Sepakbola di Inggris kini sudah demikian tenggelam dalam ideologi profi yang miskin akan fantasi. Awal mula pencapaian kesuksesan semuanya dipandang dengan uang. Keberhasilan Manchester City, Chelsea, dan Blackburn Rovers menjuarai Liga Inggris tak akan terjadi tanpa modal besar.

Pola tersebut ternyata tak berlaku untuk Leicester. Wajar ketika Leicester juara, semua penggemar sepakbola bersorak gembira. “Sepakbola membutuhkan Leicester. Banyak penggemar klub kecil seperti ku yang telah kehilangan harapan. Leicester telah membawa harapan itu datang kembali,” ucap Simon Gleave, pengamat sepakbola kenamaan di Belanda.

Prediksi Rumah Judi

Untuk menyimak keanomalian Leicester kita bisa menganalisa dari pandangan yang diberikan bursa-bursa rumah judi. Seorang bandar tentu membuat prediksi yang penuh rinci dengan angka-angka probabilitas yang rumit.

Musim lalu, mereka memprediksikan kans Leicester juara Premier League hanya 5.000:1. Itu artinya jika Leicester juara, uang anda akan dikalikan 5.000 kali lipat. Mengharap Leicester juara adalah hal absurd.

Angka itu mengalahkan prediksi hal-hal konyol lainnya seperti kans Simon Cowell jadi perdana menteri Inggris (500:1), Ratu Elizabeth mengeluarkan album musik (1.000:1), Kim Kardashian jadi presiden AS (2.000:1) , Elvis Presley sampai sekarang ternyata masih hidup (2.000:1) atau Paus Fransiskus dikontrak untuk bermain di Glasgow Rangers (4.000:1).

Memasang Leicester sebagai kandidat juara adalah tindakan iseng yang dilakukan para fans. Tindakan itu ternyata berbalik membuat rugi besar para bandar judi. Kerugian total dari semua rumah judi bisa lebih dari £100 juta. Ini merupakan kerugian terbesar dalam sejarah rumah judi di Inggris. Dilansir dari The Telegraph, rumah judi, Ladbrokes saja sudah rugi £ 25 juta

"Leicester memenangkan gelar ini di alam konyol, dan berimbas pada biaya terbesar yang pernah kami bayarkan dalam sejarah 130 tahun kami,” ucap juru bicara Ladbrokes, David Williams. “Kami harus benar-benar mengkalibrasi ulang pendekatan terkait koefisien taruhan,” ucapnya.

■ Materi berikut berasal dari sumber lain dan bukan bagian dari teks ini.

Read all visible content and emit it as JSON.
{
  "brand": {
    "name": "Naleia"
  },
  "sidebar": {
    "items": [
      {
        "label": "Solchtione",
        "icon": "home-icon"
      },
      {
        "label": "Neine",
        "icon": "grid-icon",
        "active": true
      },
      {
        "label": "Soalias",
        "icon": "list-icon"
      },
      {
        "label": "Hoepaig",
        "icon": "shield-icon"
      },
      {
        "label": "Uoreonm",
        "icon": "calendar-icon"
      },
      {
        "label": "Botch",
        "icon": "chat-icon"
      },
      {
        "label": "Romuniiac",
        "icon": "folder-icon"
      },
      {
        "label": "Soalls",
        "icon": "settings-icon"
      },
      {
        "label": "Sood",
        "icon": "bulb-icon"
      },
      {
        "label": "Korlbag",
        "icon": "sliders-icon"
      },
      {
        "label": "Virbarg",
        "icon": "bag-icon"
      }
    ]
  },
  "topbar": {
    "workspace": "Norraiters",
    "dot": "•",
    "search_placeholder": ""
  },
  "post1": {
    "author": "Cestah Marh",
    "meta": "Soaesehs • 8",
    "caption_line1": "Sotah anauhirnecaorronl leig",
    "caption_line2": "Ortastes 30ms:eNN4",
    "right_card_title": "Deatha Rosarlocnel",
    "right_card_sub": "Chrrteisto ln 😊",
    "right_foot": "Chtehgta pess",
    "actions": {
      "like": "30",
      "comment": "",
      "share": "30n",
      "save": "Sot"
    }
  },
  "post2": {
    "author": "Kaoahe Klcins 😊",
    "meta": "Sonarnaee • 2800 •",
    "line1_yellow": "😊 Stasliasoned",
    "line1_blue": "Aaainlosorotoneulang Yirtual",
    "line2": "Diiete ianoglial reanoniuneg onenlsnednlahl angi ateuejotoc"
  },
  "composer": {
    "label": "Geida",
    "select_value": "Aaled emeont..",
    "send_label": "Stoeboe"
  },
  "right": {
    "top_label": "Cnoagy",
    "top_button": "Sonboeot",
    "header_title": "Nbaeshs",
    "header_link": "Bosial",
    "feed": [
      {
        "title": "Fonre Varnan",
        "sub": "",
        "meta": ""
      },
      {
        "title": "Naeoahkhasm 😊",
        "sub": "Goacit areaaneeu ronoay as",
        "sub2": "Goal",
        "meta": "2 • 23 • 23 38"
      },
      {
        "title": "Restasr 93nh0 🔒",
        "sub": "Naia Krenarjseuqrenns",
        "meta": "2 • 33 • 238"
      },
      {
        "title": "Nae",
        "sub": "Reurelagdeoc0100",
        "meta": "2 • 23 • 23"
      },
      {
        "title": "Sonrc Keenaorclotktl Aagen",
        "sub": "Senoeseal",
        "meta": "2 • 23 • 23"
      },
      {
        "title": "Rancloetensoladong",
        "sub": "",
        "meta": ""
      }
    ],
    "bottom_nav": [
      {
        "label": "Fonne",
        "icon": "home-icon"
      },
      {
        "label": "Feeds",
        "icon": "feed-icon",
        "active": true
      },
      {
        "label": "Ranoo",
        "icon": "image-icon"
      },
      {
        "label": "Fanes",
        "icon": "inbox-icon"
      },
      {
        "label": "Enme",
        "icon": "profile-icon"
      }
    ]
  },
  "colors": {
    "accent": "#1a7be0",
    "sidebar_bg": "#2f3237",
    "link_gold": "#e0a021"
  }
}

Faktor Keberuntungan Eksternal dan Internal

Musim ini Leicester memang tampil luar biasa. Sebaliknya, tim-tim elit justru bermain buruk. Musim ini adalah musim terburuk bagi para tim kandidat juara yang akrab di sapa The Big Five: Chelsea, Manchester City, Arsenal, Manchester United, dan Liverpool. Statistik berbicara tim-tim elit tersebut mengalami penurunan dalam persentase akurasi tembakan, jumlah tembakan, dan poin per pertandingan.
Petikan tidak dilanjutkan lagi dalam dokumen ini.